- Associated Press - Friday, June 5, 2015

HONOLULU (AP) - The board of Hawaii’s financially troubled health exchange has approved a plan to shut down the small business side of the exchange and transition individual users to the federal marketplace.

The board unanimously approved the plan in a vote on Friday.

There are 37,952 people enrolled in health care through the exchange, which is part of President Barack Obama’s Affordable Care Act.

Under the new plan, businesses offering their employees coverage through the exchange would buy policies directly from insurers instead, said Jeff Kissel, CEO of the Hawaii Health Connector. Individual users will have to re-enroll using the website healthcare.gov.

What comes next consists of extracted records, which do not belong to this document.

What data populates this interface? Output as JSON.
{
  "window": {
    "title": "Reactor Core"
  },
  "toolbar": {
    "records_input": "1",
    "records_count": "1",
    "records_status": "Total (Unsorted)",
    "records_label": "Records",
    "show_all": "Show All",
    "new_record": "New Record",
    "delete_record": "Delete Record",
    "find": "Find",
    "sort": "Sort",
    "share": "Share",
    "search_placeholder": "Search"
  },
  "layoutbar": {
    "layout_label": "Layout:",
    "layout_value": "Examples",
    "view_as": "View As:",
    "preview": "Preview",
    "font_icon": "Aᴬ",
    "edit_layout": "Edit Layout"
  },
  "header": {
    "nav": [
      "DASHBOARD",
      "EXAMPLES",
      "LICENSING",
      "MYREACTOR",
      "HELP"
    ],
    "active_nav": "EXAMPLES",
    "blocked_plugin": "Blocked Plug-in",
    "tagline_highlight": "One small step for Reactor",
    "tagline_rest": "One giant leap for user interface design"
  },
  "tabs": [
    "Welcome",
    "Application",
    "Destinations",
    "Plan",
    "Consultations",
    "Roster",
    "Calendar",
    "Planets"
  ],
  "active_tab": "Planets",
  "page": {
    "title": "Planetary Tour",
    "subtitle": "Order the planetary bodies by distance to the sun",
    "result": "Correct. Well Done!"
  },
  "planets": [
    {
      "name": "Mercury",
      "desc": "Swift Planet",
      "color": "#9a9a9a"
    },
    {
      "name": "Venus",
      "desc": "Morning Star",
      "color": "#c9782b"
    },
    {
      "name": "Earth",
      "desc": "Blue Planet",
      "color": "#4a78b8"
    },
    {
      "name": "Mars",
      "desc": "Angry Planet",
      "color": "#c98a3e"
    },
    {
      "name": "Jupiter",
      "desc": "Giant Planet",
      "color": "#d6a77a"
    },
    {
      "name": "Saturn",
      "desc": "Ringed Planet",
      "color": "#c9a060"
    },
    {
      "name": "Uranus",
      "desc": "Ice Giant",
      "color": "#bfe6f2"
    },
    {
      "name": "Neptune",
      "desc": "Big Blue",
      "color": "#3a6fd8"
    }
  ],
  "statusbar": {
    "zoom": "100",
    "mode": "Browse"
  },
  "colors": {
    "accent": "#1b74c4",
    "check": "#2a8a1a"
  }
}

Those changes would happen during the next enrollment period in the fall.

“Some may agree that it’s the right plan, some may think there are better ways to do it,” Kissel said. “But in my opinion … driving consensus, building agreement and putting together an effort that will assure access to Hawaii’s health care and wellness systems for the next generation at least is a very important goal.”

Hawaii’s health exchange will transition to become a federally supported state-based marketplace, Kissel said. The state will join Nevada, New Mexico and Oregon, which have similar setups.

The Affordable Care Act required all state-based marketplaces, such as Hawaii, to be financially sustainable by the beginning of 2015. The Connector had a plan to reach sustainability within several years. But the plan relied on continuous state support, and the Legislature granted less funding than what the exchange had requested to be sustainable this year.

“We just don’t have enough uninsured people, thank goodness, to make this financially feasible. That is the bottom line,” said Laurel Johnston, deputy chief of staff for Gov. David Ige, at the board meeting. “This is not a failure. This was maybe an experiment that for Hawaii didn’t quite pan out.”

The federal government has been withholding about $70 million in grant money, but that will likely be released thanks to the board’s vote, which will enable the exchange to continue doing outreach, Kissel said.

Beginning June 15, the exchange will stop accepting new enrollments to the small business side, and it will have limited capacity to adjust plans for changes in life circumstances, according to the transition plan. Staff reductions will begin on July 1, and Kissel is expected to leave the exchange after most of the administrative and operational activities end.

It will cost an estimated $25 million to $30 million to complete the transition, Kissel said.

The planned closure of the employer side of the exchange has some concerned about erosion of the Prepaid Health Care Act, Hawaii’s unique law that requires most employers to provide health insurance to workers who log at least 20 hours per week.

Without the employer side of the exchange, “we don’t have as easy a check on folks to make sure that people are buying Prepaid-compliant plans, or that they’re trying to get away with not providing plans at all,” said state Sen. Rosalyn Baker, a Maui Democrat who was deeply involved with the creation of the state exchange.

Some employers are already violating the Prepaid Health Care Act, Kissel said.

“I saw small businesses telling employees to buy tax-subsidized insurance plans instead of employer-provided plans,” Kissel said. “I put up the warning on our website that this is illegal the very first month I was here, because I saw this was happening.”